Approximately 28 miles east of the current capital of Cairo, the new administrative capital and the largest defense complex in the history of the world are being constructed. Egypt’s military has had a truly massive role in their nation’s politics given that Presidents Mubarak and Morsi were both violently overthrown and the interim government was headed by the military, and the nation is only now returning to some semblance of political normalcy after a decade of instability. So naturally, the needs of the military in the new capital are being placed front and center and the Army will actually profit in multiple ways.
Al Jazeera‘s Dr. Mustafa Menshawy wrote,
“The New Administrative Capital is expected to cost about $40bn. Fifty-one percent of the Administrative Capital for Urban Development (ACUD), the company which oversees the project, is owned by the Egyptian military and the remaining 49 percent by the Ministry of Housing.
The military’s enormous role in funding the project is further proof of the conflation of the civil and the military in a country ruled by a former army general – Current President Abdel Fattah el-Sisi came to power on the back of a “coup” that removed Mohamed Morsi, Egypt’s first democratically elected president.
And the military is not only “paying” for the project. It will also reap enormous financial benefits from this ambitious endeavour. The ACUD, in which the military has the majority stake, is in charge of selling housing units in the new capital.”
Egypt’s government has some seriously compelling reasons to move, their ministries are spread all over Cairo on either side of the Nile and the traffic snarls are nightmarish. When you consider the fact that the old city was founded in the year 969 AD. The famous Tahrir square where many Government ministries (and revolutions) are centered was built in a time when horses, mules, and camels choked the streets of Cairo, not cars and trucks.
Egypt’s New Defense Complex: Meet ‘The Octagon’

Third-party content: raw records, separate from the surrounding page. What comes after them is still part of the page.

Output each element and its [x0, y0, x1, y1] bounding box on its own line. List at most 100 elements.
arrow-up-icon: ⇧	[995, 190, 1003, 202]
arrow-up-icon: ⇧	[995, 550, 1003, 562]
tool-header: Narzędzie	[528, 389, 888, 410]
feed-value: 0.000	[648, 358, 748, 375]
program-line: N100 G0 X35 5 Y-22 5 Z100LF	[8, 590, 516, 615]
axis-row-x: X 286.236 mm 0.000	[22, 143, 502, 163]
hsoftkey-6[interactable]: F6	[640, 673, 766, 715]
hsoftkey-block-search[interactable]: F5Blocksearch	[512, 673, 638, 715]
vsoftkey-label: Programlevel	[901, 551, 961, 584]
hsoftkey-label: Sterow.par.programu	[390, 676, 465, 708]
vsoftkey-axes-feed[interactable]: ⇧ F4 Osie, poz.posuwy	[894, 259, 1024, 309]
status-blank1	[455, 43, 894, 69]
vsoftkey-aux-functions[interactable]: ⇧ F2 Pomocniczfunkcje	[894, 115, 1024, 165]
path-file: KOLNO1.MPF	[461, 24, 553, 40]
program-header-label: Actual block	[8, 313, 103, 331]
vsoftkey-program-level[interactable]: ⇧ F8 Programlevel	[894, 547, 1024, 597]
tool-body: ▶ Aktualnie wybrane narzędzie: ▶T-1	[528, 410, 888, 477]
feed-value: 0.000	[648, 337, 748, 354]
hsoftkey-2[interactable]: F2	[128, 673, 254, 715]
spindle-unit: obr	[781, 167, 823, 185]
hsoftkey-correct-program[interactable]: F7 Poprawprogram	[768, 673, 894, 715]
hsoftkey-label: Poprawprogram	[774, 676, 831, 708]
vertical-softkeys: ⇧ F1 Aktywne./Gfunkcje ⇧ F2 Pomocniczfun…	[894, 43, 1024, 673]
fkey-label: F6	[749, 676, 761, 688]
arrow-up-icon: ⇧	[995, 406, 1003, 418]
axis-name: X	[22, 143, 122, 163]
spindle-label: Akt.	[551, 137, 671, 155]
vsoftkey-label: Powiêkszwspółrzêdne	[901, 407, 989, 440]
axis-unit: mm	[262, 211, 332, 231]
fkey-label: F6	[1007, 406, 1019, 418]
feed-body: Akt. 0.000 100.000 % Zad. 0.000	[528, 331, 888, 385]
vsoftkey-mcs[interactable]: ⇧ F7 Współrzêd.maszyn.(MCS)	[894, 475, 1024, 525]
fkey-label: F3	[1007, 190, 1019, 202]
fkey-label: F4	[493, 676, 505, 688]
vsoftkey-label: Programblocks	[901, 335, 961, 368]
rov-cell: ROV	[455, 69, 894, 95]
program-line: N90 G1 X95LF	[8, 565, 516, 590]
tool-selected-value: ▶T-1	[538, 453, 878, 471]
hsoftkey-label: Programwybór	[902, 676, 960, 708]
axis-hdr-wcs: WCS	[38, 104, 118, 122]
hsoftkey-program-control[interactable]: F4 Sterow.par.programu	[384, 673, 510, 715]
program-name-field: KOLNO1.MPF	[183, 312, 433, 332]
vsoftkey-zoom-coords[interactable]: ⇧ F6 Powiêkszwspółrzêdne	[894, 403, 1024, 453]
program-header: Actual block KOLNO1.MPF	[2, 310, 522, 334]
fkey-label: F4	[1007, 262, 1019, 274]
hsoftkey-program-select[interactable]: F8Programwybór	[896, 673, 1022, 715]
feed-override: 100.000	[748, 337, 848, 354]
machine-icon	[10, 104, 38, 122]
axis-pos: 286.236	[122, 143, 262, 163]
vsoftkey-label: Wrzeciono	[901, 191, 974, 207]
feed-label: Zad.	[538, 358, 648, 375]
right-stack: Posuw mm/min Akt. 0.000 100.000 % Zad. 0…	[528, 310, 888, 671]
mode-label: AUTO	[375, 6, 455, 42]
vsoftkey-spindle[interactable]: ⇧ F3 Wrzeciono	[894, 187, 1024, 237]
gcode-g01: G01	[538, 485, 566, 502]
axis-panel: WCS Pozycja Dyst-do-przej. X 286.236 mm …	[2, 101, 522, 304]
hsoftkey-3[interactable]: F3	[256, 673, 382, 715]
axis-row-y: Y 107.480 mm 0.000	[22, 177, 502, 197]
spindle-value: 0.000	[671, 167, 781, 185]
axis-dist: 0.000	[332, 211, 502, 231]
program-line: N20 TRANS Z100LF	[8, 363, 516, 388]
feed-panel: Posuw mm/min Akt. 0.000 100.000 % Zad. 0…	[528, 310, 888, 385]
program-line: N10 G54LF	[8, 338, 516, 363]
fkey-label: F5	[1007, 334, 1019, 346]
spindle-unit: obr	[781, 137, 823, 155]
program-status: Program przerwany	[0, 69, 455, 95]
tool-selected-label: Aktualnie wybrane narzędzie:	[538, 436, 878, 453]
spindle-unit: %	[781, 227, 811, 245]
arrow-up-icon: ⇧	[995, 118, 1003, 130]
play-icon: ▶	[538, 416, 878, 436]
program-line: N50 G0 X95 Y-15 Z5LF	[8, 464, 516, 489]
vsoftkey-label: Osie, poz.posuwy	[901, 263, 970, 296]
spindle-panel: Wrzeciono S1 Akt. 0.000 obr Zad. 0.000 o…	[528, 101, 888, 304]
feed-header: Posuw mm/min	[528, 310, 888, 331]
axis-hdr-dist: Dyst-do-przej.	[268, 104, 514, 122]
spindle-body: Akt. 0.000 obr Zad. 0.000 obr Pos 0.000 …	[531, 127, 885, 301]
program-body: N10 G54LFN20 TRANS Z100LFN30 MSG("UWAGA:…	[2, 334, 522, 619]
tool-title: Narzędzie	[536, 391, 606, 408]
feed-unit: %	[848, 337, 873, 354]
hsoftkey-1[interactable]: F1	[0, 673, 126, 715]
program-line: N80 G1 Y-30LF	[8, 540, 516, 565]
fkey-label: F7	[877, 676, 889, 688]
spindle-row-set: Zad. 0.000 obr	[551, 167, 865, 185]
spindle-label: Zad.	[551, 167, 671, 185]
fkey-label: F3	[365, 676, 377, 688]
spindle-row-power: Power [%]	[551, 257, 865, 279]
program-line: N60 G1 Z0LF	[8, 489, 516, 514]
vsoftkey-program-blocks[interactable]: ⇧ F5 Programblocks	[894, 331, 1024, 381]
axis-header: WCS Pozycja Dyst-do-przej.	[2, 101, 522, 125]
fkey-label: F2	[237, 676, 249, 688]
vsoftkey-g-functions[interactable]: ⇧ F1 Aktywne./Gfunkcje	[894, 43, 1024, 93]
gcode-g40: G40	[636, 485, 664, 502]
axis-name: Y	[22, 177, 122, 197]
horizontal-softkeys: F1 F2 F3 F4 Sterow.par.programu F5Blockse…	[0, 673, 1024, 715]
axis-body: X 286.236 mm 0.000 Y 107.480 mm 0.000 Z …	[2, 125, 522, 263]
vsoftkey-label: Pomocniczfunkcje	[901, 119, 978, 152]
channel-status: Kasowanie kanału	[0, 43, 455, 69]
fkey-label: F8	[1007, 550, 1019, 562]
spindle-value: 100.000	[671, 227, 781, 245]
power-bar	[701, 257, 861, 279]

According to reports the absolutely enormous complex that will house the Egyptian Ministry of Defense is set to become the world’s most massive military complex at about 50,500,000 square feet (1,160 acres; 4,690,000 m2) of floor area according to see.news. The complex is referred to as ‘The Octagon’ due to its eight outer ‘nested’ octagonal buildings surrounding two at its hub with the ability to add two more later on. The influences in architecture and landscaping are heavily pharaonic in design as the entire capital is, hearkening back to the glory days of the Egyptian Empire.
According to TheDrive,
“The hub and spoke design has been implemented with plenty of additional land for other installations and facilities to be added inside its second and third outer rungs, as well. The layout is also designed to organize and reflect the central command apparatus with the outer octagons housing each of the countries four service branches— the Egyptian Army, Egyptian Navy, Egyptian Air Force, and Egyptian Air Defense Forces. So, it’s something of a grand manifestation of the Egyptian Ministry of Defense’s organizational chart as much as it is an architectural statement.”

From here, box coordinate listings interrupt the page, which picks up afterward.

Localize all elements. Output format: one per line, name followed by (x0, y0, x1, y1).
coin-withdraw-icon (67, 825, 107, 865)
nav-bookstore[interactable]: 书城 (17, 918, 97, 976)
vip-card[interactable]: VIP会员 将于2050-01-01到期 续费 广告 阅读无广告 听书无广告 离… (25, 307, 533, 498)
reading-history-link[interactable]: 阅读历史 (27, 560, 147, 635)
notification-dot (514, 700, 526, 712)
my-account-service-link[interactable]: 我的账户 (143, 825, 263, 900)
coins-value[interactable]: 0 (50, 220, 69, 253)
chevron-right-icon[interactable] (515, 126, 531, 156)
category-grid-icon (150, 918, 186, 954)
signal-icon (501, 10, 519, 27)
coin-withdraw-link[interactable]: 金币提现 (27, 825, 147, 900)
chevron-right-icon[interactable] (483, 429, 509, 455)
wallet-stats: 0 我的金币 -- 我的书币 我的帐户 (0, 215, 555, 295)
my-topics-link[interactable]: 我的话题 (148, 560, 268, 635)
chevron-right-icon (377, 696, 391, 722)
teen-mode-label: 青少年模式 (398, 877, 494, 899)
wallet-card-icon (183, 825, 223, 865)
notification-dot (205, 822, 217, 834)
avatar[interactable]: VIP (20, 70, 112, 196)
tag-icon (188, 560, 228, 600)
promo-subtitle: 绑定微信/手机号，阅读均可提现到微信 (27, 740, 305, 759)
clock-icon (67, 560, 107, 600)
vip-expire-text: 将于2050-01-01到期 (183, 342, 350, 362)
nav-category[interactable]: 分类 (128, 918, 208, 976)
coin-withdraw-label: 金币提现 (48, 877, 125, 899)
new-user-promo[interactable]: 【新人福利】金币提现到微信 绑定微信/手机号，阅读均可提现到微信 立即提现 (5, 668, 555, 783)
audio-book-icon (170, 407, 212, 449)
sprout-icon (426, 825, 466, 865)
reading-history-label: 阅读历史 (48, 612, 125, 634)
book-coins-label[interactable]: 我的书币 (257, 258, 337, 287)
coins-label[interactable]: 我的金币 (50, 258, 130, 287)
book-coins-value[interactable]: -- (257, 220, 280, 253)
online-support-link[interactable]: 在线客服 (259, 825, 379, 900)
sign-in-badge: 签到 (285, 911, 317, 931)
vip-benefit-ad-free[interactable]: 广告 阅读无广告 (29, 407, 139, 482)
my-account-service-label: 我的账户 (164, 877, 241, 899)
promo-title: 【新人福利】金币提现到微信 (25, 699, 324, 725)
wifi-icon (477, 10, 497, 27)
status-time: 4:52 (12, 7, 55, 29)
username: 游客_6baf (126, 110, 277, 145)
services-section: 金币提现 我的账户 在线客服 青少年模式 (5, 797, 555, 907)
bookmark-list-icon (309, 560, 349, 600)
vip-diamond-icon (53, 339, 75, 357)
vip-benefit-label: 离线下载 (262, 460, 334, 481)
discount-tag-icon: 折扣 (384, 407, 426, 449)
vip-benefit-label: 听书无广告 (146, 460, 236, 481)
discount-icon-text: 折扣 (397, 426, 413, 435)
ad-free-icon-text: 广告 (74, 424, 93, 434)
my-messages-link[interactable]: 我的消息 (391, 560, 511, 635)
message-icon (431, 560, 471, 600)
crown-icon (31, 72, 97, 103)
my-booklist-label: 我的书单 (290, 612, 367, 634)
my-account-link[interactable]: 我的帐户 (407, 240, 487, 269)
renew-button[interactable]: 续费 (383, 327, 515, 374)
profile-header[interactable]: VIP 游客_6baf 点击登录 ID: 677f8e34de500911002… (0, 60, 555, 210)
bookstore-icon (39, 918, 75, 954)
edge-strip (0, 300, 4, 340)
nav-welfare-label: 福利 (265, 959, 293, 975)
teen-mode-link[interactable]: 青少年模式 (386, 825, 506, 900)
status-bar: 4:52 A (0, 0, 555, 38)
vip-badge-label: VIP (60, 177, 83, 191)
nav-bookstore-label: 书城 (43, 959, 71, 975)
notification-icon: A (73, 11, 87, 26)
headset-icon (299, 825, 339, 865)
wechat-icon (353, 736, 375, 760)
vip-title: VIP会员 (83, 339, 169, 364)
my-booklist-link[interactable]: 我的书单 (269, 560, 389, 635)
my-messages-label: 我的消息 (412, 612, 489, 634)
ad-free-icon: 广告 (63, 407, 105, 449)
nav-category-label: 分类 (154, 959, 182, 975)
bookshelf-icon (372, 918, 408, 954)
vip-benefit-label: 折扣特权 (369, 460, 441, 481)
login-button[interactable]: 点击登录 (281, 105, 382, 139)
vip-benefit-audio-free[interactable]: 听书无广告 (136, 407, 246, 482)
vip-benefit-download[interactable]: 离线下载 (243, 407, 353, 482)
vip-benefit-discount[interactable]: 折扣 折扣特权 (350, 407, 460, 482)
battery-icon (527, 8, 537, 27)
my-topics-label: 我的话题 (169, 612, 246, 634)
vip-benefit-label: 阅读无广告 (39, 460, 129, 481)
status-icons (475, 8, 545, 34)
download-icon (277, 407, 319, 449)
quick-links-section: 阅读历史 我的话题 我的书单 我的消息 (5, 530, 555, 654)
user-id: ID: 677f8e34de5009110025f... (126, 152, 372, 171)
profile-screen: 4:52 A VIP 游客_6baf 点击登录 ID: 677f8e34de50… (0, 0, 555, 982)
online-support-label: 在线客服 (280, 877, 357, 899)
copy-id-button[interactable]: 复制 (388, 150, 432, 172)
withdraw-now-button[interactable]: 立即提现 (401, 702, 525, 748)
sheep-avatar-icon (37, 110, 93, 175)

Mahmoud Gamal, a military affairs writer posted a massive thread to Twitter regarding the complex writing that the “State Strategic Command Complex” includes,
“1) Defense Operations Coordination Center
2) Unified Strategic Data Center which stores all the data of the state institutions.
3) Control Center of the Strategic Network, which will control the administrative body of the state.
4) State Utilities Management and Operation Center. This center will control the infrastructure of the state agencies and facilities.
5) Telecommunications Network Control Center, which ensures the stability of communications nationwide.
6) Emergencies & Safety Control Center
7) Weather Forecast Center which prepares the state and its institutions in case of any natural calamities, disasters.
8) The Strategic Storage Facilities, which will secure a large quantities of the country’s needs of strategic goods & stuff.”
Among the army facilities that will be transferred from Cairo to the State Command Center Complex in the New Capital is the Egyptian Military Academy.
Work is currently undergoing to build a new military academy there equivalent to be double the area of the old one. pic.twitter.com/KU1no0diEo
— Mahmoud Gamal (@mahmouedgamal44) May 9, 2021
The Pentagon may need an upgrade or even a replacement. It’s about to get upstaged.